Les lettres du mot Macintosh en majuscule défilent sur l'écran géant. Puis, des exemples de programme fournis avec le Macintosh sont affichés comme MacPaint ou MacWrite. La vidéo montre aussi la possibilité d'afficher des polices de caractères différentes, un exemple de code de programmation, un jeu d'échecs avec un effet 3D grâce à la perspective, etc.

Jobs reprend la parole : « Nous avons beaucoup parlé du Macintosh, mais aujourd’hui pour la toute première fois, je voudrais laisser le Mac parler lui-même. ». Alors qu'un texte est affiché, à la surprise générale, le Macintosh lui-même se met à parler et lit le texte grâce à un logiciel de synthèse vocale intégré. C'est la stupéfaction dans la salle. En effet, très peu pense possible que ce genre d'application puisse être intégré dans un ordinateur grand public.

Le Macintosh fait une petite blague sur les ordinateurs trop gros, disant qu'il ne faut pas faire confiance à un ordinateur que vous ne pouvez pas soulever puis présente Steve Jobs comme celui qu'il considère comme son père.

Le public est conquis et Jobs est visiblement ému. Cette annonce, devenue mythique, rentrera dans l'histoire d'Apple. À tel point que le lieu de l'annonce, le Flint Center, sera réutilisé par Apple pour annoncer d'autres produits de grande ampleur. Ainsi, le premier iMac et la première Apple Watch ont été annoncé dans ce même Flint Center.

Si cela vous intéresse, j'ai mis un lien de la vidéo de présentation en description.

Sortie et ventes

La campagne marketing hors norme a bien fonctionné : le Macintosh est un vrai succès, du moins au départ.

Alors que Jobs avait défini le succès du Macintosh à 50 000 exemplaires vendus en 100 jours, il dépasse les espérances.Plus de 70 000 Macintosh sont vendus en avril puis 60 000 en juin 1984.

Malheureusement, les ventes s'effondrent à partir de septembre. Alors que Jobs pensait que le Macintosh remplacerait l'Apple II, il est clair que ce ne sera pas encore le cas. Apple a toujours besoin de l'Apple II pour vivre. Cela n'empêche pas Jobs de demander plusieurs fois à Sculley de tuer l'Apple II pour que l'entreprise devienne complètement centrée autour du Macintosh. Evidemment, Sculley refuse. Quand il regarde les chiffres, c'est clair : l'Apple II représente 70% du chiffre d'affaires. Les différentes déclinaisons sont encore très populaires et Sculley veut continuer à les vendre en attendant que le Mac soit profitable.

Raisons de l'échec

Ainsi, même s'il a eu un lancement qui a marché au-delà des attentes, le Macintosh original reste un échec commercial. Quelles peuvent être les raisons de cet échec ? Elles sont nombreuses. Une des raisons est évidemment l'absence de logiciels disponibles pour la plateforme Mac. Afin de ne pas répéter les erreurs du Lisa, les concepteurs du Mac ne livrent pas un ensemble complet de logiciel avec la machine, laissant ainsi de la place pour des développeurs tiers.
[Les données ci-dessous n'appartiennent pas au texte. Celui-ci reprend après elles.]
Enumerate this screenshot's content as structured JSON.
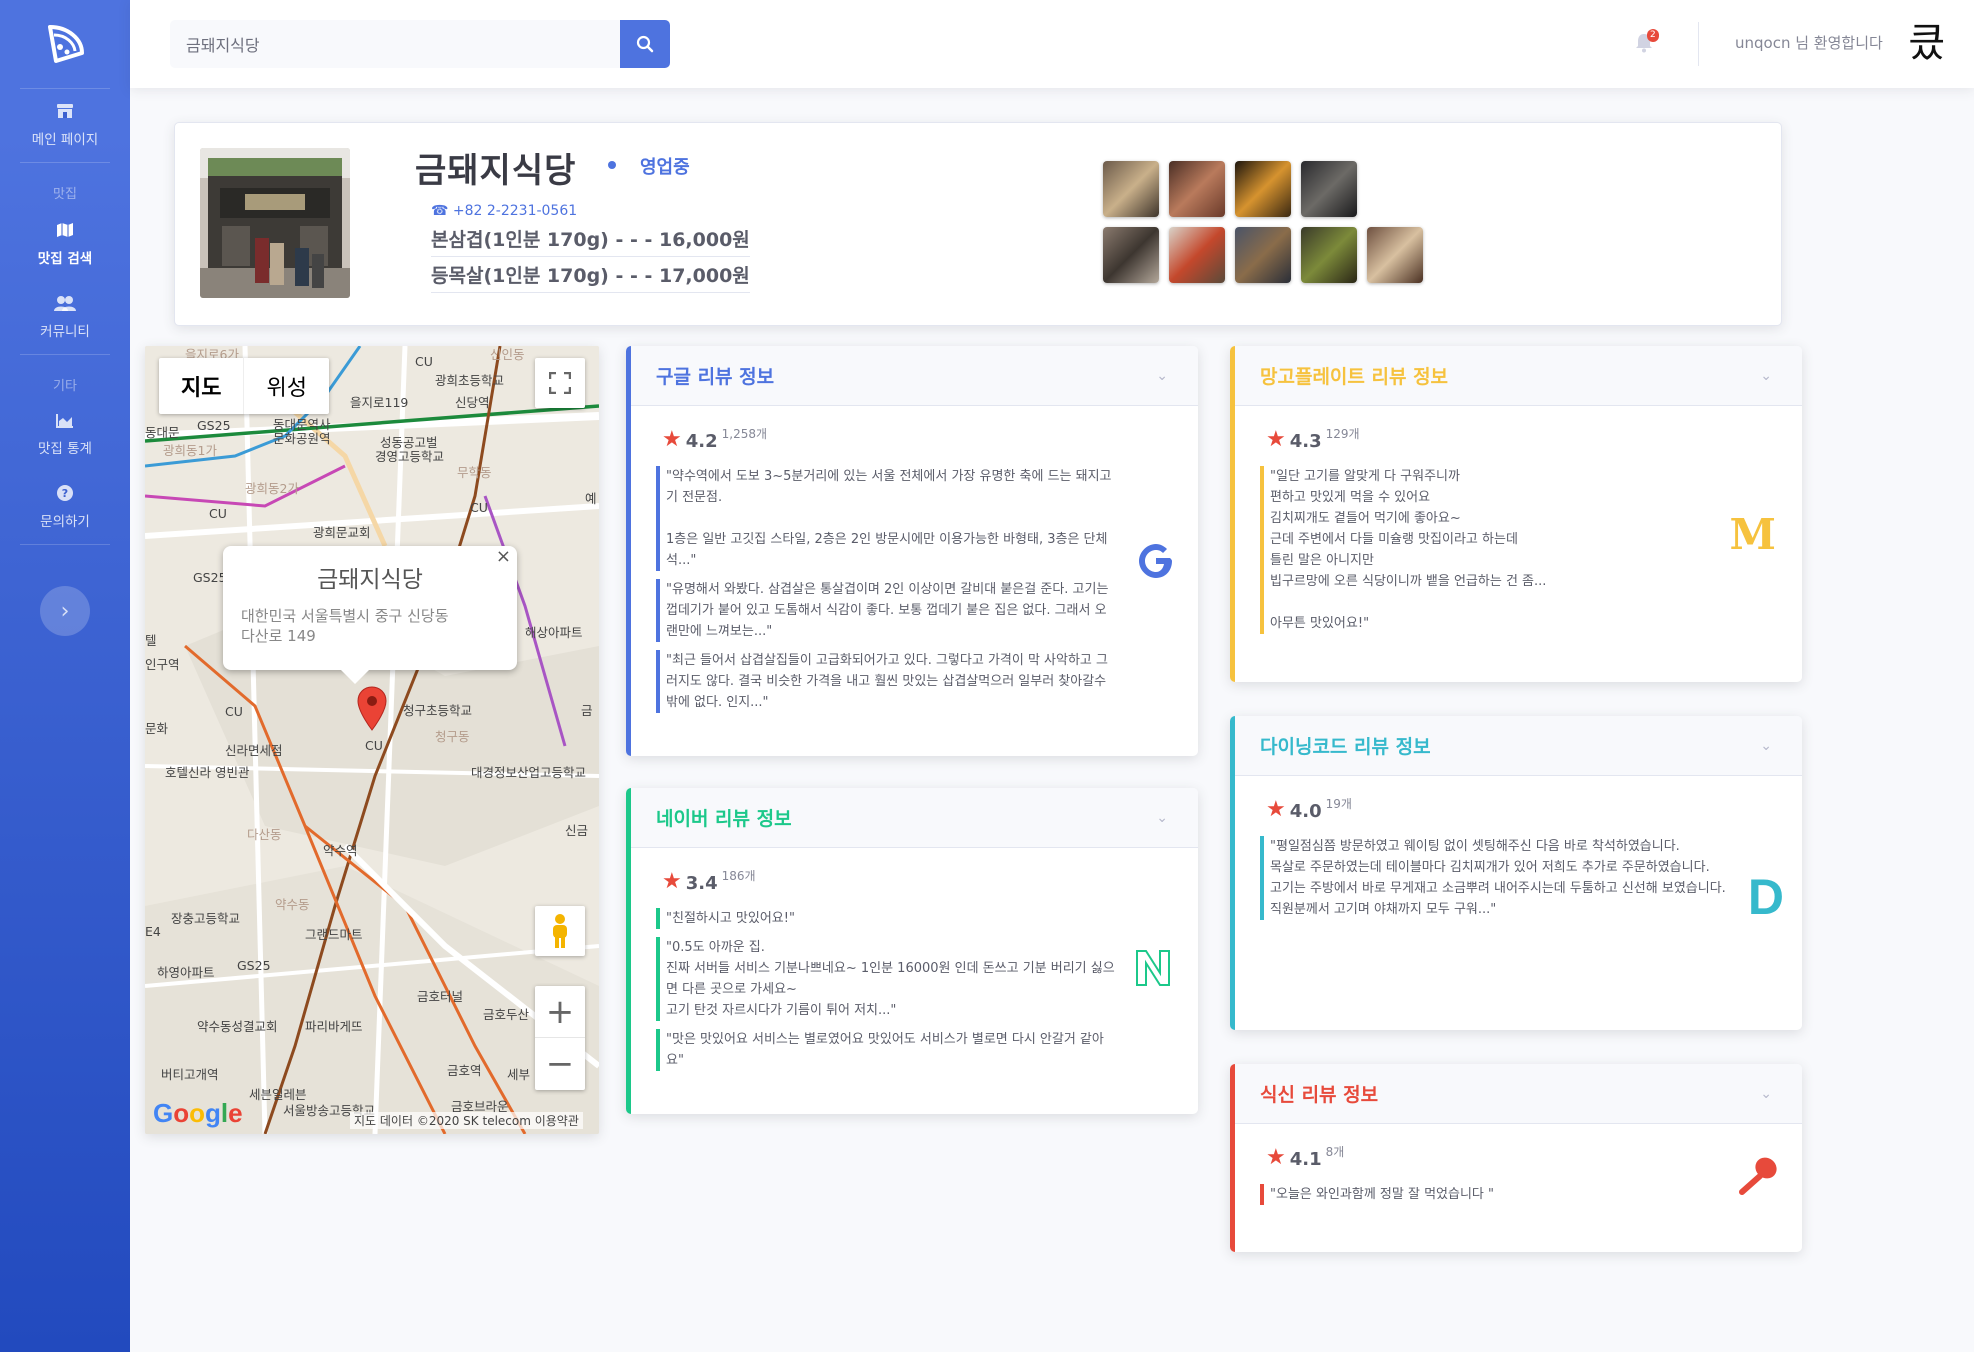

Malheureusement, au lancement, peu de développeurs vont programmer des applications pour le Macintosh. Il y a plusieurs raisons à cela : d'abord cela prend du temps. Ensuite, et on y reviendra, le prix du Macintosh est important et les développeurs n'ont pas forcément les moyens de l'acheter juste pour programmer. D'autant plus que personne ne sait si la plateforme va avoir du succès. De nombreux ordinateurs se lancent à cette époque pour ensuite ne plus exister quelques années, voire même quelque mois plus tard.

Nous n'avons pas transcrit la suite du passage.